He did so as the rebels entered and seized Damascus, seemingly with little fightback from Assad’s government forces. Their lightning advance only began Nov. 27, quickly overrunning the cities of Aleppo, Hama and then the capital itself.
The rebels appear to have capitalized on Syria’s backers being distracted elsewhere: Russia in Ukraine, and Iran and its Lebanese proxy Hezbollah fighting Israel. Nevertheless, many experts did not see this coming. And Moscow was no different.
“What happened surprised the whole world and we are no exception here,” Kremlin spokesman Dimitry Peskov said Monday.
Syria dominated international consciousness for almost a decade, its civil war erupting after Assad crushed peaceful protests during the region-wide 2011 Arab Spring.
It soon became a head-spinning, complex conflict, with Iran, Russia and Hezbollah lining up behind Assad and the U.S., Turkey and others supporting different rebel groups, which in turn fought not just each other but also the Islamic State terror group as it captured and then surrendered large swathes of Syria and Iraq.

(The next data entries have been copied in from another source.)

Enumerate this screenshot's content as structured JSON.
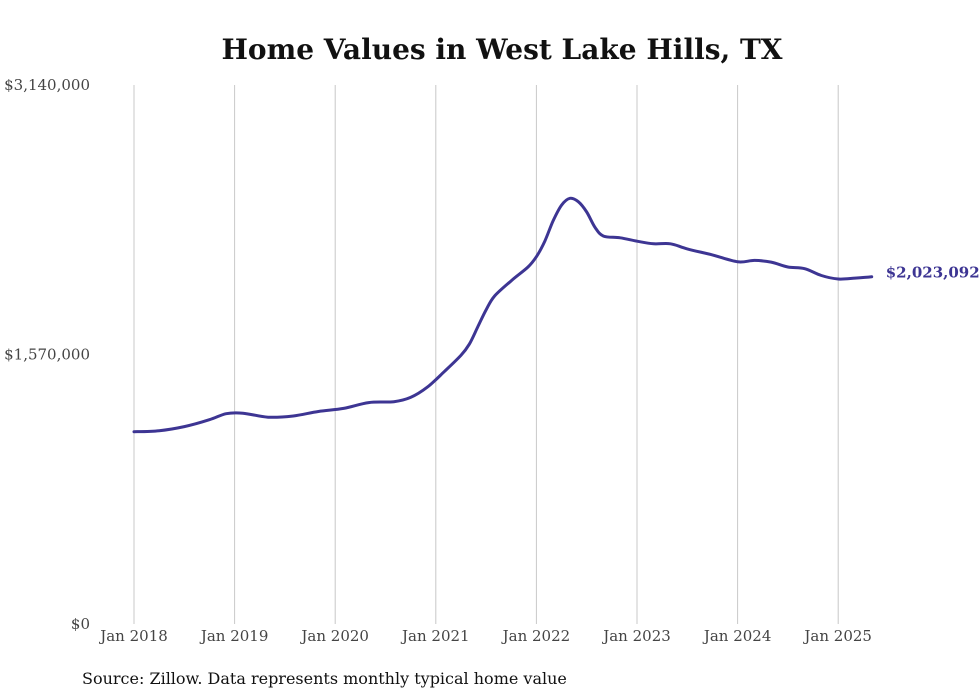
{
  "chart_data": {
    "type": "line",
    "title": "Home Values in West Lake Hills, TX",
    "source": "Source: Zillow. Data represents monthly typical home value",
    "ylim": [
      0,
      3140000
    ],
    "y_ticks": [
      "$0",
      "$1,570,000",
      "$3,140,000"
    ],
    "y_tick_values": [
      0,
      1570000,
      3140000
    ],
    "x_ticks": [
      "Jan 2018",
      "Jan 2019",
      "Jan 2020",
      "Jan 2021",
      "Jan 2022",
      "Jan 2023",
      "Jan 2024",
      "Jan 2025"
    ],
    "x_tick_values": [
      "2018-01",
      "2019-01",
      "2020-01",
      "2021-01",
      "2022-01",
      "2023-01",
      "2024-01",
      "2025-01"
    ],
    "grid": "vertical",
    "line_color": "#3d3593",
    "end_label": "$2,023,092",
    "series": [
      {
        "points": [
          [
            "2018-01",
            1120000
          ],
          [
            "2018-04",
            1126000
          ],
          [
            "2018-07",
            1150000
          ],
          [
            "2018-10",
            1190000
          ],
          [
            "2018-12",
            1225000
          ],
          [
            "2019-02",
            1228000
          ],
          [
            "2019-05",
            1205000
          ],
          [
            "2019-08",
            1212000
          ],
          [
            "2019-11",
            1238000
          ],
          [
            "2020-02",
            1256000
          ],
          [
            "2020-05",
            1290000
          ],
          [
            "2020-08",
            1295000
          ],
          [
            "2020-10",
            1320000
          ],
          [
            "2020-12",
            1380000
          ],
          [
            "2021-02",
            1470000
          ],
          [
            "2021-04",
            1565000
          ],
          [
            "2021-05",
            1630000
          ],
          [
            "2021-06",
            1730000
          ],
          [
            "2021-07",
            1830000
          ],
          [
            "2021-08",
            1910000
          ],
          [
            "2021-10",
            2000000
          ],
          [
            "2021-12",
            2080000
          ],
          [
            "2022-01",
            2140000
          ],
          [
            "2022-02",
            2230000
          ],
          [
            "2022-03",
            2350000
          ],
          [
            "2022-04",
            2440000
          ],
          [
            "2022-05",
            2480000
          ],
          [
            "2022-06",
            2460000
          ],
          [
            "2022-07",
            2400000
          ],
          [
            "2022-08",
            2310000
          ],
          [
            "2022-09",
            2260000
          ],
          [
            "2022-11",
            2250000
          ],
          [
            "2023-01",
            2230000
          ],
          [
            "2023-03",
            2215000
          ],
          [
            "2023-05",
            2215000
          ],
          [
            "2023-07",
            2185000
          ],
          [
            "2023-10",
            2150000
          ],
          [
            "2024-01",
            2110000
          ],
          [
            "2024-03",
            2118000
          ],
          [
            "2024-05",
            2108000
          ],
          [
            "2024-07",
            2080000
          ],
          [
            "2024-09",
            2070000
          ],
          [
            "2024-11",
            2030000
          ],
          [
            "2025-01",
            2010000
          ],
          [
            "2025-03",
            2015000
          ],
          [
            "2025-05",
            2023092
          ]
        ]
      }
    ]
  }
}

But until last month the conflict had been largely at a stalemate, after Assad’s forces regained control of much of the country.
Many Syrians are celebrating and searching
As the rebels swept through Damascus, celebratory gunfire reverberated around the streets as people swaddled themselves in the flag of the Syrian opposition and toppled statues of the fled former ruler.
The war saw more than 13 million people flee their homes, according to the U.N.’s refugee agency, UNHCR. Some 7 million of these were displaced within the country, and 6 million abroad — scattered throughout Turkey, other parts of the Middle East and beyond. The conflict in Syria partly contributed to a wave of mass migration into Europe, met by a right-wing backlash across the continent that is still reverberating today.
Much of this diaspora has also responded to Assad’s downfall with astonished glee, some rushing to return home.
Thousands of people rallied across European cities such as London and Berlin, capital of the continent’s biggest Syrian population, Germany, where more than 1 million of them live. It wasn’t just the fighting they were escaping.
The brutality of the Assad regime was illustrated in stark detail Sunday as Syrians began freeing people from the regime’s network of political prisons — essentially dungeons — where rights groups say it disappeared, tortured and executed its own people.
One of these liberated gulags was Saydnaya military prison outside Damascus — known as the “human slaughterhouse” — where Amnesty International says people were executed every week, an estimated 13,000 in total. On Monday it was being searched after survivors reported the possible presence of secret underground jail cells, with families across the country looking for loved ones long held as political prisoners.
What next for the rebels?
That brutality has been replaced with uncertainty.
The rebels are led by Hayat Tahrir al-Sham, a group that grew from an Al Qaeda affiliate. Its leader, Abu Mohammad al-Jolani, had been previously involved with militants battling American forces in Iraq following their 2003 invasion. And the State Department has a $10 million bounty for information about him.
In recent years he has sought to project a more moderate image, however, cutting ties with al-Qaeda, renouncing international extremism and instead focusing on creating an Islamic republic in Syria. He says he supports religious tolerance and internal debate.
This was echoed in its order via Syria’s state newspaper Monday that there should be no controls on women’s clothing.
Even so, myriad complexities and problems remain.